OB is the normal and is parallel to the incident ray. So it can be taken as transversal.
$\Rightarrow$ $\angle AOB = 180 - \theta$ .

Step IV:
Sum of angles of a triangle is ${180^ \circ }$
$\Rightarrow$ $\angle AOB + \angle A + \angle B = {180^ \circ }$
Substituting the values of all the angles of triangle,
$\Rightarrow$ $180 - \theta + {r_1} + {r_1} = {180^ \circ }$
$\Rightarrow$ $180 - \theta + 2{r_1} = 180$
$\Rightarrow$ $- \theta = - 2{r_1}$
$\Rightarrow$ $\theta = 2{r_1}$ ---(ii)

Step V:
Substituting value of $\theta$ in equation (i),
$\Rightarrow$ $\dfrac{{\sin 2{r_1}}}{{\sin {r_1}}} = \sqrt 3$
Using identity $\sin 2\theta = 2\sin \theta \cos \theta$ in the numerator,
$\Rightarrow$ $\dfrac{{2\sin {r_1}\cos {r_1}}}{{\sin {r_1}}} = \sqrt 3$
$\Rightarrow$ $2\cos {r_1} = \sqrt 3$
$\Rightarrow$ $\cos {r_1} = \dfrac{{\sqrt 3 }}{2}$
The value of cos is $\dfrac{{\sqrt 3 }}{2}$ when ${r_1} = {30^ \circ }$ .

Step VI:
Substituting value of ${r_1}$ in equation (ii),
$\Rightarrow$ $\theta = 2{r_1}$
$\Rightarrow$ $\theta = 2 \times 30$
$\Rightarrow$ $\theta = {60^ \circ }$

Step VII:
The angle of incidence is ${60^ \circ }$ .

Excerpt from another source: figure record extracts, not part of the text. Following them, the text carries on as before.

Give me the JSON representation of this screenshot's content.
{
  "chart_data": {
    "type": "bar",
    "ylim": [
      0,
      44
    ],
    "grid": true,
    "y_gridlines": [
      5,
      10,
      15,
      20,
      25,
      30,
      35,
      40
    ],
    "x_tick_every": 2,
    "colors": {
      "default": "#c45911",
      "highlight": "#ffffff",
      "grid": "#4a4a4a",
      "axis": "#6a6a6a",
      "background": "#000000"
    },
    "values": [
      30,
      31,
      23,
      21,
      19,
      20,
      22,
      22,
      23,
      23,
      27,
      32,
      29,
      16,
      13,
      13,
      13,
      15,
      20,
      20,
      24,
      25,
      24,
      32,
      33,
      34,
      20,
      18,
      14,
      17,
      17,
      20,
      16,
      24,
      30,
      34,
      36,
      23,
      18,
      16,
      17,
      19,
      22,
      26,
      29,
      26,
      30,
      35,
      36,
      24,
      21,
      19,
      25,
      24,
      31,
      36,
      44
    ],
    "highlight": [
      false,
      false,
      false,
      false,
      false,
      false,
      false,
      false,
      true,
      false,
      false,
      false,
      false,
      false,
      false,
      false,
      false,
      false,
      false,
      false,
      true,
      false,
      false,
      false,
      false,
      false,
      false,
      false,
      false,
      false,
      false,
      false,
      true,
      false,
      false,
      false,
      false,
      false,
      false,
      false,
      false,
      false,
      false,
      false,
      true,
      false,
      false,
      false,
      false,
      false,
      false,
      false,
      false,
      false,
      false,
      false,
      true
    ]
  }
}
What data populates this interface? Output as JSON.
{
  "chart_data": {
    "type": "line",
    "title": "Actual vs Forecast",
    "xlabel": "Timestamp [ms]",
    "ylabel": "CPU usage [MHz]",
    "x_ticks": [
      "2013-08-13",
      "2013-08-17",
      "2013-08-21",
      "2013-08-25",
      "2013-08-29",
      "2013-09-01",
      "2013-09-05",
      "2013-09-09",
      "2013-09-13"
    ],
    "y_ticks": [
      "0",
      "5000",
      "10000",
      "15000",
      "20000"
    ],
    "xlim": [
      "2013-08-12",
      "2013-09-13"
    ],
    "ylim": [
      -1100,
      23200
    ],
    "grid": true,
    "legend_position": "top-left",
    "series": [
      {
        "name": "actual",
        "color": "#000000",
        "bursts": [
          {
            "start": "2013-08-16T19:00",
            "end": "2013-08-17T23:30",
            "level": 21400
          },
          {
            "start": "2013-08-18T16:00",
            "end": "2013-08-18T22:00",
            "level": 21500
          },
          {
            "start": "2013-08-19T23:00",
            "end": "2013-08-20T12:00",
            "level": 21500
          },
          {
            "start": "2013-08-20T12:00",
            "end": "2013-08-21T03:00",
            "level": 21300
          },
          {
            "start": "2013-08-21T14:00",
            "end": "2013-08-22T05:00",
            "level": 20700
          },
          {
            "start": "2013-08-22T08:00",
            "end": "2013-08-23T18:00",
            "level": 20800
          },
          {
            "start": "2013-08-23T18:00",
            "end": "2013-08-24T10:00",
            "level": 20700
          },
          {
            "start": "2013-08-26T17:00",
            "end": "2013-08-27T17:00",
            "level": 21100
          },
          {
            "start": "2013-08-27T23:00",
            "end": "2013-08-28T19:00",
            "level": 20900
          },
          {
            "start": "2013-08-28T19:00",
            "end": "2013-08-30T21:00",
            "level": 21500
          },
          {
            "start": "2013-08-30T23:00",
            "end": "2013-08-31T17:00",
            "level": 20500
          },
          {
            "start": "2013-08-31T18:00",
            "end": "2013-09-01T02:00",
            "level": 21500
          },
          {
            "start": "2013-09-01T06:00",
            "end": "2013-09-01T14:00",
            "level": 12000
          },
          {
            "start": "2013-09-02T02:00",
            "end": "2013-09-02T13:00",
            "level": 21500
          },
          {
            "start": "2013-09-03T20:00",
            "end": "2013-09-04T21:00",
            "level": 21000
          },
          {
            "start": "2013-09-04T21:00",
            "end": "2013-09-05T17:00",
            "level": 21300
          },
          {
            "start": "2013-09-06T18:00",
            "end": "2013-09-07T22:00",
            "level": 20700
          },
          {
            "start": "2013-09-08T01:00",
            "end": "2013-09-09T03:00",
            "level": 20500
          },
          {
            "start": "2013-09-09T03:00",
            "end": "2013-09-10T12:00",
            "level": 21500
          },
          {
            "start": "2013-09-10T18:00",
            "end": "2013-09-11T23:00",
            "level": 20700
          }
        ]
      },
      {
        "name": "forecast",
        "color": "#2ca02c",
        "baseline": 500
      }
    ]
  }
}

Option (D) is the right answer.

Note: It is to be noted that even if light is internally reflected at the interface, but at the same interface refraction of light also takes place. This means that whenever a light ray gets reflected from the surface of a sphere, some part of the light escapes and undergo refraction of light. This can decrease the intensity of the light ray everytime it undergoes reflection. After some time it completely gets diminished in the form of refracted rays from the surface of the glass sphere.